Chinamasa told The Financial Gazette in a telephone interview that government was seriously considering reviving the sector by restricting vehicle imports.
He said the Ministry of Industry and Commerce would soon assess the capacity of local vehicle assembly companies to meet national demand before implementing the proposed measures.
“Clearly, the intention is essentially that we will give protection to locally assembled vehicles, which means hiking tariffs or putting the sector under a measure similar to SI 64 to protect locally assembled motor vehicles. There will be no total ban as such,” Chinamasa said.
He said before introducing the protective measures, government would make sure that the local vehicle assembling plants had the capacity to satisfy or produce for local consumption.

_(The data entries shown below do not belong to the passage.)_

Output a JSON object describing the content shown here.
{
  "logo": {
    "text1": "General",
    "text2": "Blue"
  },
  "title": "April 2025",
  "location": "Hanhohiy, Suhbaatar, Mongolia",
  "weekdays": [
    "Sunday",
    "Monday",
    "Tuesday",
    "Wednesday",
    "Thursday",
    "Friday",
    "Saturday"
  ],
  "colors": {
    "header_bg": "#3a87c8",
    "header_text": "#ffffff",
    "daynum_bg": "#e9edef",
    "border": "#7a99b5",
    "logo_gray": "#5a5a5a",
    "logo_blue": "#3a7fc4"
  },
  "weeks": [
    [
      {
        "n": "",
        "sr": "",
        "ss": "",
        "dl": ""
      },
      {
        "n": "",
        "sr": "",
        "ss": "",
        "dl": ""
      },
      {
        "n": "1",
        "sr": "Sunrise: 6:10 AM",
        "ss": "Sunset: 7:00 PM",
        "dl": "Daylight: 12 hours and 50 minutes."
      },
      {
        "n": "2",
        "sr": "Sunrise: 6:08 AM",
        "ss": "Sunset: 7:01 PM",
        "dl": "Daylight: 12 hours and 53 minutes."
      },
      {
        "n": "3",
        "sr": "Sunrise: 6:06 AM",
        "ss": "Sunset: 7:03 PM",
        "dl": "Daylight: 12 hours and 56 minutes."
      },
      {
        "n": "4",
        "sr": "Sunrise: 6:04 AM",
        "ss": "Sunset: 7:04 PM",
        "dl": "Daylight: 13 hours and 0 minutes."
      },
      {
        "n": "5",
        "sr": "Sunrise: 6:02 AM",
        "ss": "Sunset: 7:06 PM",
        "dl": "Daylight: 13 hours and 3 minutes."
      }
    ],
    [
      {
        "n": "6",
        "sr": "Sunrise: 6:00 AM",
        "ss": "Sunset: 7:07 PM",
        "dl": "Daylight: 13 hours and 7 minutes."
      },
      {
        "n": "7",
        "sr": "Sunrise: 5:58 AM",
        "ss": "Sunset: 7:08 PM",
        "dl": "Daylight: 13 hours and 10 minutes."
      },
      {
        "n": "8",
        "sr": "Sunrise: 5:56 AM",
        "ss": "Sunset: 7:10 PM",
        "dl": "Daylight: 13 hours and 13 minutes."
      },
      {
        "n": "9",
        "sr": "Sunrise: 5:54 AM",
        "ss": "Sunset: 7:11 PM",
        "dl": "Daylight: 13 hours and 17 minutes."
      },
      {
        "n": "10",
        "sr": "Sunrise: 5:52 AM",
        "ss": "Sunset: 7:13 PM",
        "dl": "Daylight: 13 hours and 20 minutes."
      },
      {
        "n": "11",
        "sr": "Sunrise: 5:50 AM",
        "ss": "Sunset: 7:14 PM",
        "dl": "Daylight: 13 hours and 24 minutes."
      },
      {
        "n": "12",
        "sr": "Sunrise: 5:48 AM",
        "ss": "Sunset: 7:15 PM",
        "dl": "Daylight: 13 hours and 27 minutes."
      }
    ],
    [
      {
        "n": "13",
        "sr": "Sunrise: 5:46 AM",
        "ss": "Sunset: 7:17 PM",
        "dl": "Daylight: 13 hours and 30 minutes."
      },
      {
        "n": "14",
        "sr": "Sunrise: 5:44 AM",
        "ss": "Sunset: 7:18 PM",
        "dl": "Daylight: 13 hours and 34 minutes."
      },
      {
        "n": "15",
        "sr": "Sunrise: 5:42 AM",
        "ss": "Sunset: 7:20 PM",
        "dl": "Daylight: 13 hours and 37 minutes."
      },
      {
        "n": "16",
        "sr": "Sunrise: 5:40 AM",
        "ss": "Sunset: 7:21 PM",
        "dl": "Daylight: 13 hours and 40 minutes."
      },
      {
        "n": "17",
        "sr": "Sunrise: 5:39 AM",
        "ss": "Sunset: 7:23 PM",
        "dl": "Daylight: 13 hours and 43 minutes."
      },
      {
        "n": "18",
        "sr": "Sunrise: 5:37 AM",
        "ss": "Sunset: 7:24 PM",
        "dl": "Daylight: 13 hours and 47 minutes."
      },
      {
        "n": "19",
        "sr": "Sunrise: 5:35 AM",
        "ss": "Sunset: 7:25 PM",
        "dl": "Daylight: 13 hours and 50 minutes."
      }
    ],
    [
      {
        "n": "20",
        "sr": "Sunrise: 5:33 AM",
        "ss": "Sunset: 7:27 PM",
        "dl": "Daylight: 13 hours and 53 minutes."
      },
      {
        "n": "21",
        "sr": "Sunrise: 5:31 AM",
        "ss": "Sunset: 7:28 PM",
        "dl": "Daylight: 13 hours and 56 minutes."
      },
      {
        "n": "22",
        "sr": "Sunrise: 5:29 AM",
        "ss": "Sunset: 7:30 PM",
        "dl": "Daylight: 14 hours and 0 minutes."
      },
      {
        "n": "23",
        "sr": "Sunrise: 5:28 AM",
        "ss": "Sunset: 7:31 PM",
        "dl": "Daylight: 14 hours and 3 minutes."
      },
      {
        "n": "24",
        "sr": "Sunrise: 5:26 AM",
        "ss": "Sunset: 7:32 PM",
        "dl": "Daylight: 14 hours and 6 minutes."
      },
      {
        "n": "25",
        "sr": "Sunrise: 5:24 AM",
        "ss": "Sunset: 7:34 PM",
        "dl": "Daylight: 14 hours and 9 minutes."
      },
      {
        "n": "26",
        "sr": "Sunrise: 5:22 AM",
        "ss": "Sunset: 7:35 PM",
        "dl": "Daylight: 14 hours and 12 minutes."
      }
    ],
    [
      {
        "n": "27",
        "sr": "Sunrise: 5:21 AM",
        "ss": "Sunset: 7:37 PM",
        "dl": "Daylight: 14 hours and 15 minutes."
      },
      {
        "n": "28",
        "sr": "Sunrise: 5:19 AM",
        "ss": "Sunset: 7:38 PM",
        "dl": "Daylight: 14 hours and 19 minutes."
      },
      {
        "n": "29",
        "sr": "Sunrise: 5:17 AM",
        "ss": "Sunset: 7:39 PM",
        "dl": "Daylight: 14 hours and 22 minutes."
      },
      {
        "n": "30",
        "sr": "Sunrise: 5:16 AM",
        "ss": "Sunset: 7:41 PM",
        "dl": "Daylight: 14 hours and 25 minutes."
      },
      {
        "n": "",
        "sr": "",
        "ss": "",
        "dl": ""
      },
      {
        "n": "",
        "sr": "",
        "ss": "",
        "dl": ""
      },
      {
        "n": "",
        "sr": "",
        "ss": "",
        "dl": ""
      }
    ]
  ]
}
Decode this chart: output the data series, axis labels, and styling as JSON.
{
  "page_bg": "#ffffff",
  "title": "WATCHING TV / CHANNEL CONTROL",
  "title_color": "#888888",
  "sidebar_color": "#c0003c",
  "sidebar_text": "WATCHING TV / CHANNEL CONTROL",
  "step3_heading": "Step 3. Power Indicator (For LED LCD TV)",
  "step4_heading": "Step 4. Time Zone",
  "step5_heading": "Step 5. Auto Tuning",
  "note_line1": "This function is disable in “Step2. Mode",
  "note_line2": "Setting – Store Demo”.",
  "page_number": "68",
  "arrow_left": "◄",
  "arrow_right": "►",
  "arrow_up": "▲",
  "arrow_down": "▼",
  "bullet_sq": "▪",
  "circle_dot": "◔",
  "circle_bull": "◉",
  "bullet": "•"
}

“And that exercise is not done by the Ministry of Finance, but the Ministry of Industry and Commerce. They know the capacity at different manufacturing companies or assembling companies; they are in direct touch with the assemblers, not Ministry of Finance,” said Chinamasa.
The proposed measure would see government restricting the importation of BIAC Great Tiger vehicles assembled at WMI and Foton Daimler pick-ups, Foton Tunland double cabs, Foton tippers and tractors, Z-Tong Buses (Quest Buses), JMC, Chery Q and Tiggo vehicles from China.
It would also restrict the import of Japanese models that include Mitsubishi Triton, Pajero Sport, Toyota Revo and Suzuki Carry assembled at Quest.
Quest, which requires capitalization, has for some time struggled due to lack of legislative and market support from government.
Government and State institutions such as the Zimbabwe National Army (ZNA), Central Intelligence Organisation (CIO), Zimbabwe Republic Police (ZRP), and Air Zimbabwe among others have relied on imports for their vehicle requirements.
Vice President Emmerson Mnangagwa has publicly acknowledged that government could transform the fortunes of the motor industry by acquiring vehicles from local manufacturers.
Chinamasa said the country, which has been experiencing recurrent trade deficit in the past few years, needs to have confidence in locally-made products as a way of reviving industry.
In terms of capacity, Beiqi Zimbabwe can assemble 3 000 units in the next three years while Quest can produce 500 buses and 10 000 vehicles per annum.
AVM Africa has capacity to assemble 120 buses, 50 trucks and 200 vehicles per month.
Trucks dominate the market share in Zimbabwe at 68 percent, followed by sedans at 12 percent and sports utility vehicles at 15 percent, according to a research by BAIC.
However, Chinamasa pointed out that pricing would be a major consideration, with local assemblers charging uncompetitive prices.
“We have had discussions with them and we have indicated to them that we want to restrict the importation of vehicle they assemble. But the major concern is that of pricing of the vehicles.
“We still need to iron out issues related to costing of the vehicles,” he said.
For example, the Chery QQ, which is the lowest priced vehicle at Quest Motors, costs $9 500.
Chery QQ is almost similar to a Nissan March or Toyota Duet in terms of size.
The industry, however, argues that prices would come down if their output increases.
“Our pricing is pushed upwards because we are not pushing high volumes, marketwise. We have operating costs that we need to cover and at the same time break even. So, if demand for our vehicles increases, we will be in a position to lower our prices to much more affordable rates,” Quest director, Tarik Adam, recently told the Parliamentary Portfolio Committee on Transport and Infrastructure.
Industry Minister, Mike Bimha, has previously attributed the challenges affecting local assemblers to the import of used vehicles.
Available statistics from the Zimbabwe National Statistics Agency, highlights that $250 million worth of vehicles were imported in the first half of 2016, while $452 million was spent in 2015 and $469 million in 2014.
Bimha is currently working on a Motor Vehicle Development Policy, which will prioritise the acquisition of vehicles from local assemblers.